Earlier in his life, Joseph fell into the trap of relating and interpreting only his own dreams. He was internally focused and narcissistic, misusing those dreams to exert power over his family rather than to guide him. Later, Joseph uses his incredible power not to share what he has seen, but rather to decipher the dreams of others, to reveal the bud of prophecy within their tormented nighttime visions. His boasting had brought him low, however, it is when Joseph acts for the sake of others that he is rewarded and elevated. Only by reaching such a position is he then able to see his own dream come true, to be the redeemer of his entire family.

It comes down to that key moment when Pharaoh, tormented by his dreams, asks Joseph for an interpretation, to which he replies with the wisdom of experience: “bil’adai, E-lohim ya’aneh et sh’lom Par’oh” – ‘it is not in me, God will see to Pharaoh’s wellbeing.’ Humility and maturity have enabled Joseph to free himself from the need to be the centre of everything, to acknowledge that nothing of what he has imagined would be possible without a greater source of strength.

This year we read this powerful portion on the second day of Chanukkah, when we gather joyously to commemorate the defeat of the Syrian Greeks by the Maccabees, enabling the rededication of the desecrated Temple. Yet rather than putting ourselves at the centre of the story – giving honour only to those who fought – we might shift our focus onto something greater than ourselves. The Haftarah for Shabbat Chanukkah teaches that the work ahead of us is great and daunting, and success will come to our hand ‘not by might, not by power, but by My spirit, says the Eternal One of Hosts’ (Zechariah 4:6), a power which may enable individuals to do wondrous things, but which serves the collective over the singular.
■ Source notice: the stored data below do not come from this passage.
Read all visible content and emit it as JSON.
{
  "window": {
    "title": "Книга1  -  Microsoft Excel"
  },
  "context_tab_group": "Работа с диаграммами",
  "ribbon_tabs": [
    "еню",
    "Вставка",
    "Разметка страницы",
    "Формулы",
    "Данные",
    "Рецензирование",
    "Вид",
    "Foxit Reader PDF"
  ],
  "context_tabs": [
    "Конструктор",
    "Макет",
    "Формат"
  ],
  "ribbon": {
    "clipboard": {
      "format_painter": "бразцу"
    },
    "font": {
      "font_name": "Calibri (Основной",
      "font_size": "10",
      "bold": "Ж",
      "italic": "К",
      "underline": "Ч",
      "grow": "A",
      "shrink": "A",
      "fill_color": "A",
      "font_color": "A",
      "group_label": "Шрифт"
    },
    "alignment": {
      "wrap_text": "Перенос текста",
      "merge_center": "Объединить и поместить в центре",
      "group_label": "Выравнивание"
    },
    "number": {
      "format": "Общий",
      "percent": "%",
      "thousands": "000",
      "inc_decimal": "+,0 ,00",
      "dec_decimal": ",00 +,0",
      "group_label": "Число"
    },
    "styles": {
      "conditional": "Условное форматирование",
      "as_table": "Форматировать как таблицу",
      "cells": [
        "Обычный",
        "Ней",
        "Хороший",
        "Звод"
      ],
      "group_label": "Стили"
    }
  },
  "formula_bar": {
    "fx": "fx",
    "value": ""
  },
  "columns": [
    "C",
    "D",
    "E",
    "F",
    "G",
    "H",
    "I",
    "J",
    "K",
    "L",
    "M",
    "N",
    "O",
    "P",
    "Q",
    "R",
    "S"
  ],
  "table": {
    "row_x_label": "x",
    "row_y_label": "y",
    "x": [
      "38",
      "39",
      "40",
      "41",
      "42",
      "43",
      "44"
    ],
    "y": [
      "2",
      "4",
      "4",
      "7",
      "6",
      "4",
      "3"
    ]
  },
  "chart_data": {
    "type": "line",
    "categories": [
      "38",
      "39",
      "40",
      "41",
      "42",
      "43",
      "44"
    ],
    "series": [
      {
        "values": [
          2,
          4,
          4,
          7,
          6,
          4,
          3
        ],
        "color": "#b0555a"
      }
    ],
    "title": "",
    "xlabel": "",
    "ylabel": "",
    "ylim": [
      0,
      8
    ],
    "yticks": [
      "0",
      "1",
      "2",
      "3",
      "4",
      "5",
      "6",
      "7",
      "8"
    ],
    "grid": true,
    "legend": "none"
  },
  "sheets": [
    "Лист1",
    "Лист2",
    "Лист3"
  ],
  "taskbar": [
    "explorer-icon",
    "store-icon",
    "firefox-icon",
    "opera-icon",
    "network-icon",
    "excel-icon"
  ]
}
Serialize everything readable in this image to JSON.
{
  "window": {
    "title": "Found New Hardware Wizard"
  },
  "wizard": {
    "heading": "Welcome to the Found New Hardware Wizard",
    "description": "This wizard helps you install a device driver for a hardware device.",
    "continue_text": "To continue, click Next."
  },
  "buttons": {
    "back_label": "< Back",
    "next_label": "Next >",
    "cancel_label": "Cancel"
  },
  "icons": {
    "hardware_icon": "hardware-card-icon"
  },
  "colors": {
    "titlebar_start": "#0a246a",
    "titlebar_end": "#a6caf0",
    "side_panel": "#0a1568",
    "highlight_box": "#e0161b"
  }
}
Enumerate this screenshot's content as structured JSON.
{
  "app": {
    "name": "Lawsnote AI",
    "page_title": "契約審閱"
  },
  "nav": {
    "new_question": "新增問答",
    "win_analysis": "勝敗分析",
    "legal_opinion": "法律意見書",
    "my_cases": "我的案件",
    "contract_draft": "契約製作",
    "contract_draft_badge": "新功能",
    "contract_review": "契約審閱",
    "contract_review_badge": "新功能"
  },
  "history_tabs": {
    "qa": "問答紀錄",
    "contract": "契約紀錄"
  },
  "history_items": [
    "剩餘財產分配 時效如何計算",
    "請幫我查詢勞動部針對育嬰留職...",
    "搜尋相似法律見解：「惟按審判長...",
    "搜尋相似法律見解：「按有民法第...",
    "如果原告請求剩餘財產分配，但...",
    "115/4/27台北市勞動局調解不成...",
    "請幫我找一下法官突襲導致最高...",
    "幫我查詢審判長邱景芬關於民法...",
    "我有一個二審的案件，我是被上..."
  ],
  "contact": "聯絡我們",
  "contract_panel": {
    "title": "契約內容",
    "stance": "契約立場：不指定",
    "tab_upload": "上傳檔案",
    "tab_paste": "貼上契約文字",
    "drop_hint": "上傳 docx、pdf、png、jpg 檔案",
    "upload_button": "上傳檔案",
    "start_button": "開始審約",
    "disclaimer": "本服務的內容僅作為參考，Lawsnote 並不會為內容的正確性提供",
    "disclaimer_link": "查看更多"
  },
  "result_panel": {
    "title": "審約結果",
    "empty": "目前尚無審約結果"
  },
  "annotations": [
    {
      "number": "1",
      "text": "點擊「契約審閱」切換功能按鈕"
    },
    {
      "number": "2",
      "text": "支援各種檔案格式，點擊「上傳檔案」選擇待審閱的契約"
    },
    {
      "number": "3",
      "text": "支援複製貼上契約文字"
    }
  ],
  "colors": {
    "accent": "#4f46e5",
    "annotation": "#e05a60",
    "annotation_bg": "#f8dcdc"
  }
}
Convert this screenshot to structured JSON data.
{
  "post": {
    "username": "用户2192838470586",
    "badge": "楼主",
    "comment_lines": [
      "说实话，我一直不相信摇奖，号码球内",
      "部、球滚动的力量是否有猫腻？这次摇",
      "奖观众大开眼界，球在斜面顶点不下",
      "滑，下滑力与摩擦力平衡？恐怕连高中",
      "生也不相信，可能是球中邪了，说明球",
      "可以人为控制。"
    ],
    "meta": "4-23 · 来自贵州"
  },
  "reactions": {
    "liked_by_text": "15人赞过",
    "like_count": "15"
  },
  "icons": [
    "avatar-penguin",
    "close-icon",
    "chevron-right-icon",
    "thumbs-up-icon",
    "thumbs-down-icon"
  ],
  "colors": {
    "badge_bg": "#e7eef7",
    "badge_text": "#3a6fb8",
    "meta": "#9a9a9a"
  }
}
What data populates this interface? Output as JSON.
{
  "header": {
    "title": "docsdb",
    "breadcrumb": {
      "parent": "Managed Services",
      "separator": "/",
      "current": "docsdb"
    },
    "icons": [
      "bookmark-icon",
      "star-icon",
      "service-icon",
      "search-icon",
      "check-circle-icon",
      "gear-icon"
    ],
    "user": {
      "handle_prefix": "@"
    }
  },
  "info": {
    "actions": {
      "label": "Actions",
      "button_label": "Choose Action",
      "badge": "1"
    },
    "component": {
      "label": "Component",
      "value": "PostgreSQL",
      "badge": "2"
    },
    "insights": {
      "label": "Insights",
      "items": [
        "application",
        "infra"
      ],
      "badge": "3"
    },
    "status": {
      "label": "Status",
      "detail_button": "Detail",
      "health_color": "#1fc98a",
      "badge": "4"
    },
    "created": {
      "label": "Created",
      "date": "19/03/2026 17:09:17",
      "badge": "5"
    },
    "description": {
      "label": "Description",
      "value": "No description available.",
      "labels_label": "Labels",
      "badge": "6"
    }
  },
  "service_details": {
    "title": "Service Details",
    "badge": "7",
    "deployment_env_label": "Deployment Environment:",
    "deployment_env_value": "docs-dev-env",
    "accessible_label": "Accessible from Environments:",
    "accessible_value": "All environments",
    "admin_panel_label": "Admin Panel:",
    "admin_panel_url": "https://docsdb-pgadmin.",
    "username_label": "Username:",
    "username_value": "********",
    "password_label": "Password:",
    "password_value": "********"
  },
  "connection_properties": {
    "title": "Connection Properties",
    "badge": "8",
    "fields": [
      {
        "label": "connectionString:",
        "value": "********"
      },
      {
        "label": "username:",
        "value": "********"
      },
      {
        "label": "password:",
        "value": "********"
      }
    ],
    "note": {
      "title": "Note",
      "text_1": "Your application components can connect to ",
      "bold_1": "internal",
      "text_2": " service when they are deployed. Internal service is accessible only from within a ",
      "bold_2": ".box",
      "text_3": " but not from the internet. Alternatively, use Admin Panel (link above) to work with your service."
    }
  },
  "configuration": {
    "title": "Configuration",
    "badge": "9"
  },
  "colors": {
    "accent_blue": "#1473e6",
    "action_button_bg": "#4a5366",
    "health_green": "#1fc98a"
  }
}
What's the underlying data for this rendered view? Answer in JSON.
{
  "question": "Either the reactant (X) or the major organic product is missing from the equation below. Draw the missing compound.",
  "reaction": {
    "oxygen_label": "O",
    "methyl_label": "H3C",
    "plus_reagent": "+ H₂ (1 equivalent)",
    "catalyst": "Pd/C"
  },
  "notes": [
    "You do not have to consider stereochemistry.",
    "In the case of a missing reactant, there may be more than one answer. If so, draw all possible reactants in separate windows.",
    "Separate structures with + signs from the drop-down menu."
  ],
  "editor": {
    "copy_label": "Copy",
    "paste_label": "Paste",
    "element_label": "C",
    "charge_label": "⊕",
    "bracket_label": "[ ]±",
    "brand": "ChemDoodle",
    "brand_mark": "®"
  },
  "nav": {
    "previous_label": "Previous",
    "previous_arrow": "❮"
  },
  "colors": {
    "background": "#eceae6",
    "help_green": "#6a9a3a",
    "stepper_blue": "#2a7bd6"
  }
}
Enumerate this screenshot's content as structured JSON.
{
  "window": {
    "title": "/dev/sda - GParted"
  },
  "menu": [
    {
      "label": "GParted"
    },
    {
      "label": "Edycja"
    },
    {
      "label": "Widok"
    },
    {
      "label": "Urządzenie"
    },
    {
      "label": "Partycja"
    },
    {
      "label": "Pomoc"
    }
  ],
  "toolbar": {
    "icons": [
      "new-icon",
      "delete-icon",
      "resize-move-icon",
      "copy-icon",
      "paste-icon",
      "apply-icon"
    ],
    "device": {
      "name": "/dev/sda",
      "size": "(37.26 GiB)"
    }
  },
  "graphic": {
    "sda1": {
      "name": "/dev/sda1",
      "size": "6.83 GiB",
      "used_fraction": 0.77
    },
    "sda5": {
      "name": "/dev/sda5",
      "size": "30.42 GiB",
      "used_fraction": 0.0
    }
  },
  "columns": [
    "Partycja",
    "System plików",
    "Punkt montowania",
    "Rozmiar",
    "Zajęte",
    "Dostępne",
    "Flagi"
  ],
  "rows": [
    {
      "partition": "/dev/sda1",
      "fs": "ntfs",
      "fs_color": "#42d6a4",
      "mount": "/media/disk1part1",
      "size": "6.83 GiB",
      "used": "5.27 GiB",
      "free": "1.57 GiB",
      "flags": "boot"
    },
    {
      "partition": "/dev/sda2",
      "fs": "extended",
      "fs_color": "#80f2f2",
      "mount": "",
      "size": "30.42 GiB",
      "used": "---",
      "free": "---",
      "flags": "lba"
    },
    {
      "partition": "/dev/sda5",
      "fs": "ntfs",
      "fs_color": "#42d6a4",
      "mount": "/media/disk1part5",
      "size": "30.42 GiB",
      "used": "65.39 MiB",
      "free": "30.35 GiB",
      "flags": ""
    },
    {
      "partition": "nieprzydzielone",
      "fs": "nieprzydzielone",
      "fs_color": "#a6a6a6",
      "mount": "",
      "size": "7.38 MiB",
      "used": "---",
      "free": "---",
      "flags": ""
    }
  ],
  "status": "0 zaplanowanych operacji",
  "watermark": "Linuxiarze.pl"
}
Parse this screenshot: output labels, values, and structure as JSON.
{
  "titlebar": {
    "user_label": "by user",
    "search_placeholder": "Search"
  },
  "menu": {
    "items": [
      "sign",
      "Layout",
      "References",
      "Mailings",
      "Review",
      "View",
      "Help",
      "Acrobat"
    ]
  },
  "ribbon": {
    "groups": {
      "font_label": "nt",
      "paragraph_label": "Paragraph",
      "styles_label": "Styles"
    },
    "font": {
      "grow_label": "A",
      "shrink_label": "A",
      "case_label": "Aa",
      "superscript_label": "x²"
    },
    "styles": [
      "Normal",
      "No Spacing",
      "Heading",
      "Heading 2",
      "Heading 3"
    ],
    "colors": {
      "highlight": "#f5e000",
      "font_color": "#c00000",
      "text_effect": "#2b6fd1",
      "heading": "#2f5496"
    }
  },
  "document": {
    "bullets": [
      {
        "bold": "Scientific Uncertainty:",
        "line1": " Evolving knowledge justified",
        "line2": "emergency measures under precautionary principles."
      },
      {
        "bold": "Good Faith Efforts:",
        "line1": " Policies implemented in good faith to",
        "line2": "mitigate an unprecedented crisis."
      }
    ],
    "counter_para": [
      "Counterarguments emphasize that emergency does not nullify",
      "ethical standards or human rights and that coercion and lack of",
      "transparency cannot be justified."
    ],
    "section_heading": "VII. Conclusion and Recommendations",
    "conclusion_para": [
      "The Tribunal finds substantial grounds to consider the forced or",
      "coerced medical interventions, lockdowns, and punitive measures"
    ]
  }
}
So, dreamers, we have before us the task of reevaluating how we see ourselves and our role in this world. Will we put ourselves at the centre of the story, or will our vision of the future entail a better reality for those around us and also those whom we may never meet? Let it not be just a dream, rather let each increasing flame grow to illuminate the deepest coldest reaches of this winter with our combined light. Perhaps the coming spring will reveal to us the bounty of flowers and buds which our dreams have brought to fruition.

And let it be for us a true chag urim sameach – a joyful Festival of Lights.

 

The views expressed in this D’var Torah do not necessarily reflect the position of Leo Baeck College.